Starting in fall 2014, the school will offer advanced classes. Most are English courses, including Shakespeare and two world literature courses — antiquity to the Renaissance and Enlightenment to the modern era.
Microbiology and introductions to communication, psychology and philosophy also will be offered.
“We have a lot of really highly motivated high school students who for many reasons end up coming to community college first before going on to other schools,” Quinn said. “Since we have a lot of high-achieving students, we need something for them.”
To qualify, students entering CSN from high school must have a 3.5 grade point average and two letters of recommendation from teachers or counselors and must complete a short essay.
Existing CSN students need two letters, an essay and a GPA of 3.25.
The application is available online at www.csn.edu/honors.
The program will accommodate up to 120 students this fall, and class sizes will be capped at 18, compared with 25 for regular courses.
In addition to smaller classes, the honors college touts university readiness, increased rigor, interdisciplinary study, innovative instruction and active, student-centered learning. “Outside the classroom” is also a CSN honors principle.
“We want instructors to move outside the four walls,” Quinn said. “It’s up to the instructor how they do that.”
In Quinn’s classes, students moved beyond the classroom by publishing their work and writing for a larger audience.
School officials are deciding how the honors program will be reflected on diplomas, but transcripts will show an “H” next to the course to indicate added rigor.
About 14 professors signed up to teach honors and completed training to learn about exceptional students and how to engage them.
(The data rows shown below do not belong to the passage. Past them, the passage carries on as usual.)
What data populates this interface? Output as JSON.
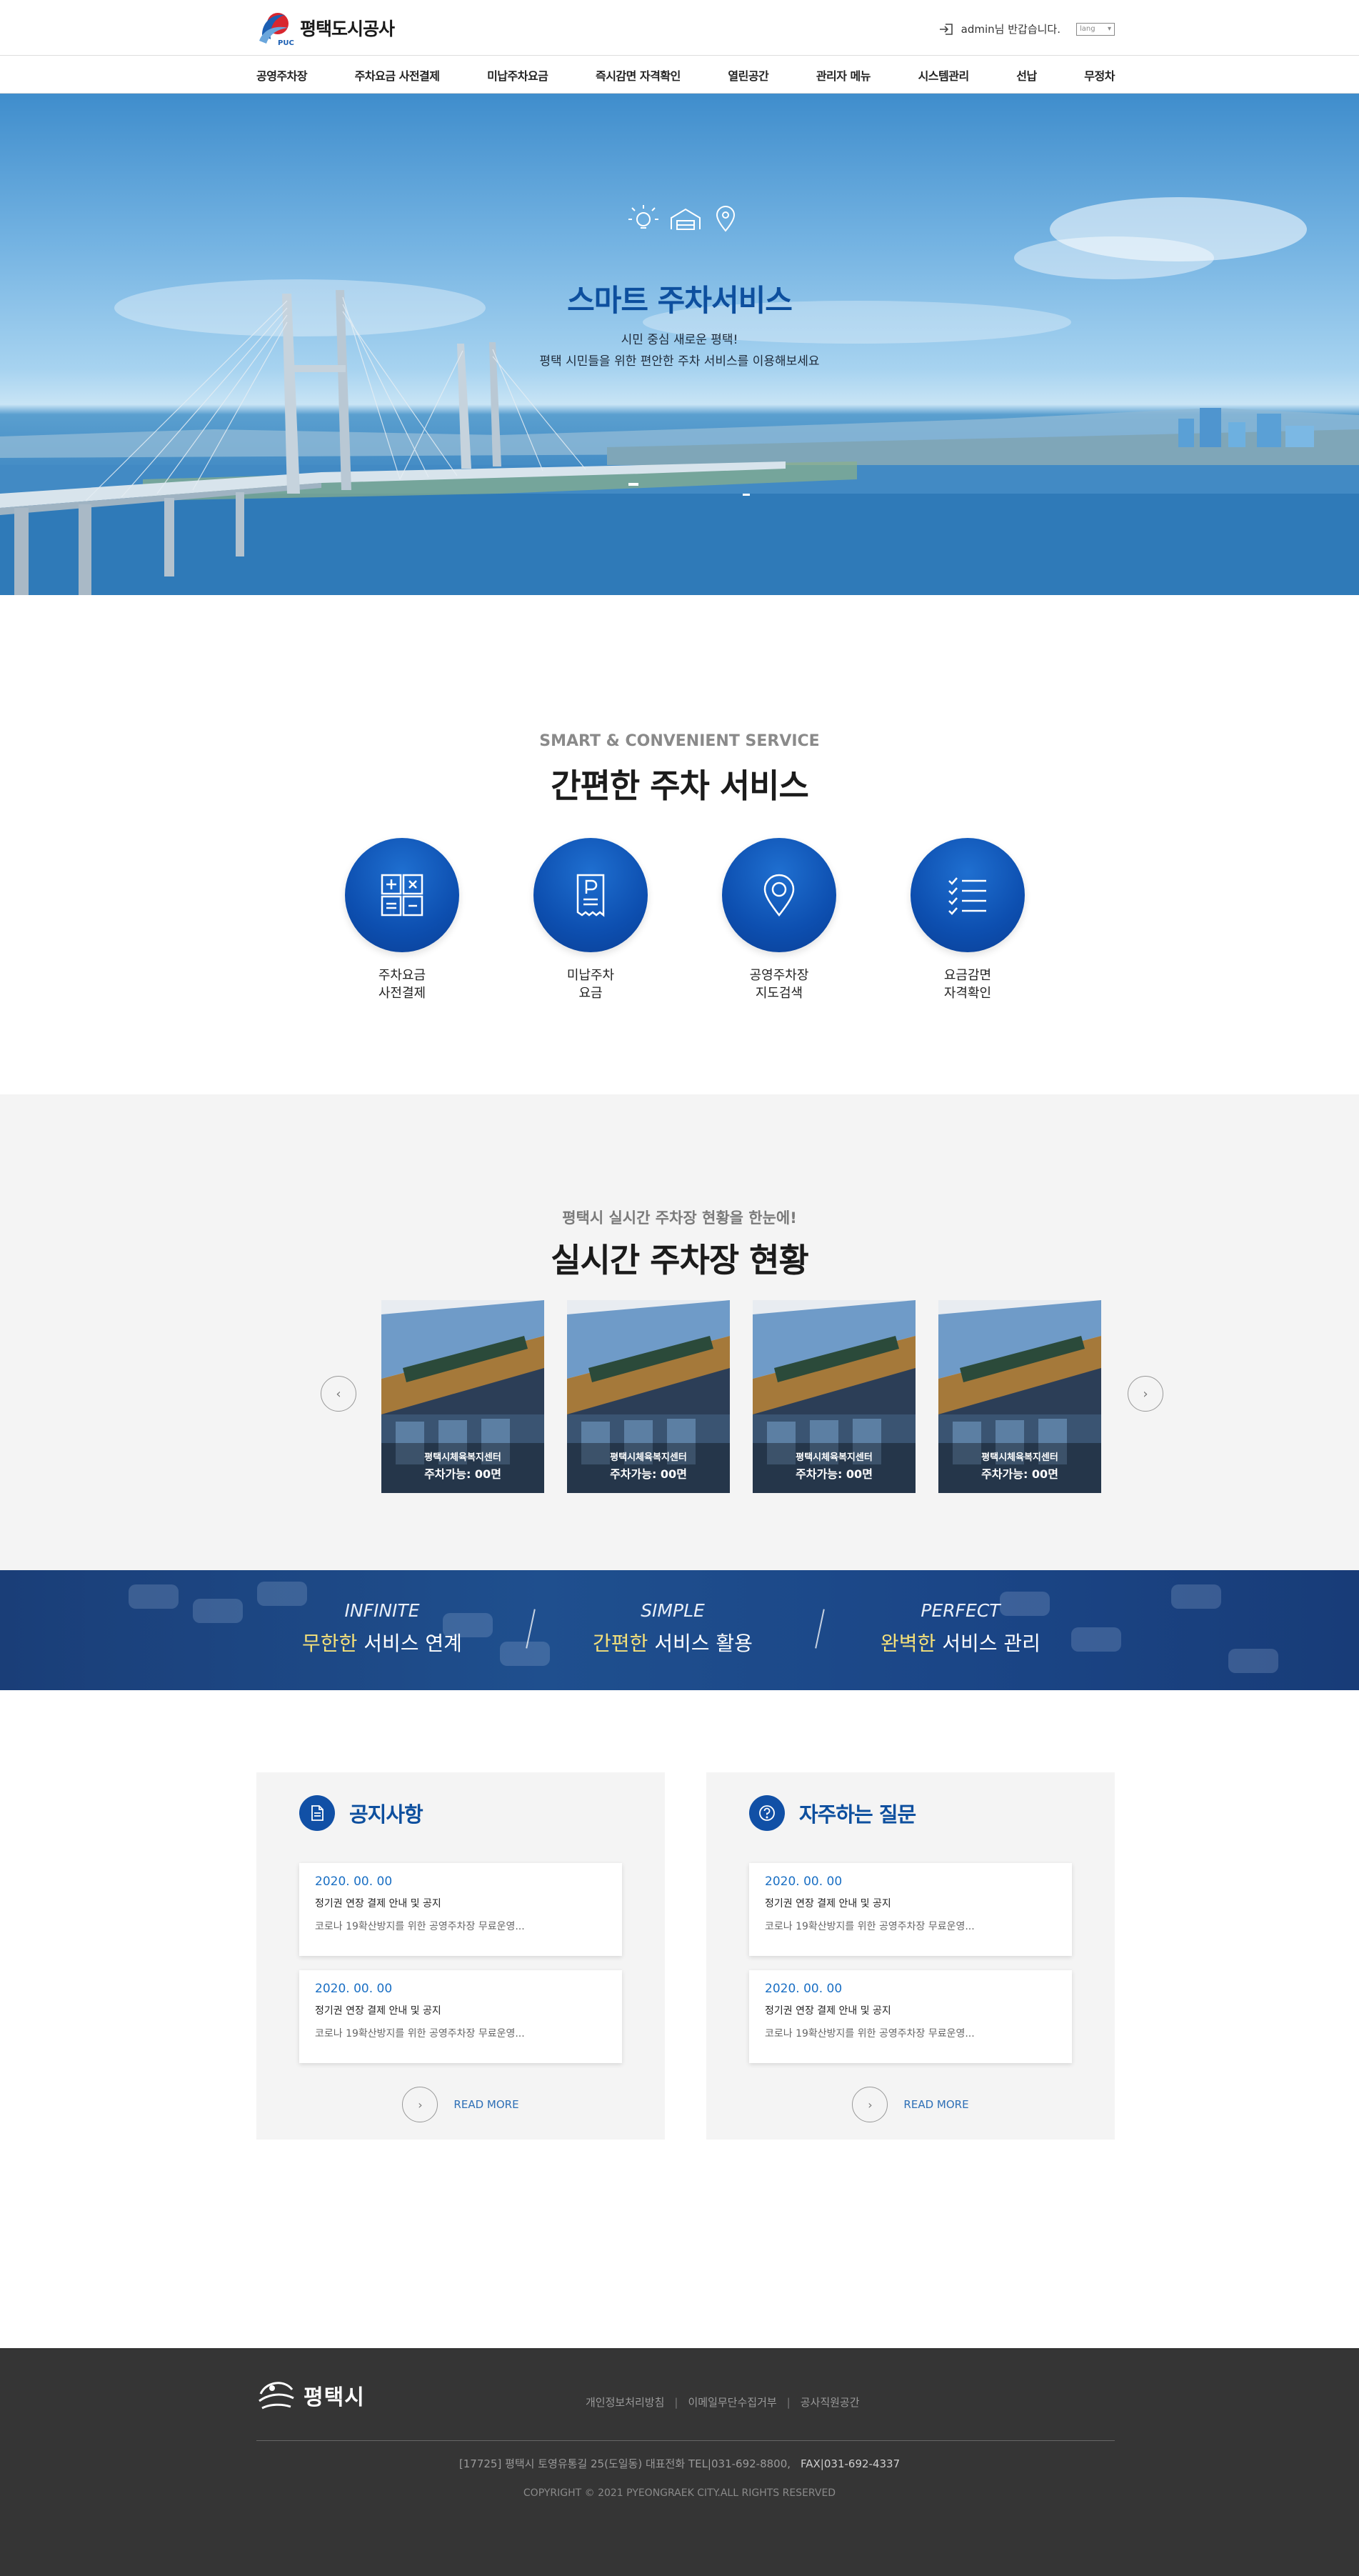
{
  "header": {
    "logo_text": "평택도시공사",
    "logo_mark_text": "PUC",
    "user_greeting": "admin님 반갑습니다.",
    "lang_select": "lang"
  },
  "nav": {
    "items": [
      {
        "label": "공영주차장"
      },
      {
        "label": "주차요금 사전결제"
      },
      {
        "label": "미납주차요금"
      },
      {
        "label": "즉시감면 자격확인"
      },
      {
        "label": "열린공간"
      },
      {
        "label": "관리자 메뉴"
      },
      {
        "label": "시스템관리"
      },
      {
        "label": "선납"
      },
      {
        "label": "무정차"
      }
    ]
  },
  "hero": {
    "title": "스마트 주차서비스",
    "sub1": "시민 중심 새로운 평택!",
    "sub2": "평택 시민들을 위한 편안한 주차 서비스를 이용해보세요",
    "icons": [
      "lightbulb-icon",
      "garage-icon",
      "location-pin-icon"
    ]
  },
  "services": {
    "eyebrow": "SMART & CONVENIENT SERVICE",
    "title": "간편한 주차 서비스",
    "items": [
      {
        "label": "주차요금\n사전결제",
        "icon": "calculator-icon"
      },
      {
        "label": "미납주차\n요금",
        "icon": "parking-receipt-icon"
      },
      {
        "label": "공영주차장\n지도검색",
        "icon": "map-pin-icon"
      },
      {
        "label": "요금감면\n자격확인",
        "icon": "checklist-icon"
      }
    ]
  },
  "realtime": {
    "eyebrow": "평택시 실시간 주차장 현황을 한눈에!",
    "title": "실시간 주차장 현황",
    "lots": [
      {
        "name": "평택시체육복지센터",
        "avail": "주차가능: 00면"
      },
      {
        "name": "평택시체육복지센터",
        "avail": "주차가능: 00면"
      },
      {
        "name": "평택시체육복지센터",
        "avail": "주차가능: 00면"
      },
      {
        "name": "평택시체육복지센터",
        "avail": "주차가능: 00면"
      }
    ],
    "prev": "‹",
    "next": "›"
  },
  "banner": {
    "items": [
      {
        "en": "INFINITE",
        "hl": "무한한",
        "rest": " 서비스 연계"
      },
      {
        "en": "SIMPLE",
        "hl": "간편한",
        "rest": " 서비스 활용"
      },
      {
        "en": "PERFECT",
        "hl": "완벽한",
        "rest": " 서비스 관리"
      }
    ]
  },
  "boards": [
    {
      "title": "공지사항",
      "icon": "document-icon",
      "posts": [
        {
          "date": "2020. 00. 00",
          "subject": "정기권 연장 결제 안내 및 공지",
          "summary": "코로나 19확산방지를 위한 공영주차장 무료운영..."
        },
        {
          "date": "2020. 00. 00",
          "subject": "정기권 연장 결제 안내 및 공지",
          "summary": "코로나 19확산방지를 위한 공영주차장 무료운영..."
        }
      ],
      "readmore": "READ MORE"
    },
    {
      "title": "자주하는 질문",
      "icon": "question-icon",
      "posts": [
        {
          "date": "2020. 00. 00",
          "subject": "정기권 연장 결제 안내 및 공지",
          "summary": "코로나 19확산방지를 위한 공영주차장 무료운영..."
        },
        {
          "date": "2020. 00. 00",
          "subject": "정기권 연장 결제 안내 및 공지",
          "summary": "코로나 19확산방지를 위한 공영주차장 무료운영..."
        }
      ],
      "readmore": "READ MORE"
    }
  ],
  "footer": {
    "logo_text": "평택시",
    "links": [
      "개인정보처리방침",
      "이메일무단수집거부",
      "공사직원공간"
    ],
    "address": "[17725] 평택시 토영유통길 25(도일동)     대표전화 TEL|031-692-8800,",
    "fax": "FAX|031-692-4337",
    "copyright": "COPYRIGHT © 2021 PYEONGRAEK CITY.ALL RIGHTS RESERVED"
  },
  "colors": {
    "primary": "#0d4f9e",
    "accent_blue": "#1150a6",
    "highlight_yellow": "#f3e07a",
    "footer_bg": "#353535",
    "section_gray": "#f4f4f4"
  }
}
Honors courses challenge not only the students but the professors, who don’t receive financial incentives to participate.
“It’s definitely more rewarding,” said microbiology professor Deborah Harbour, who has taught CSN honors courses in the past. “There’s an incentive in science because we need science students. We have a desperate need to get top-notch science students in this country again.”
The program is working to develop more science, technology, engineering and math courses. A botany course could be developed.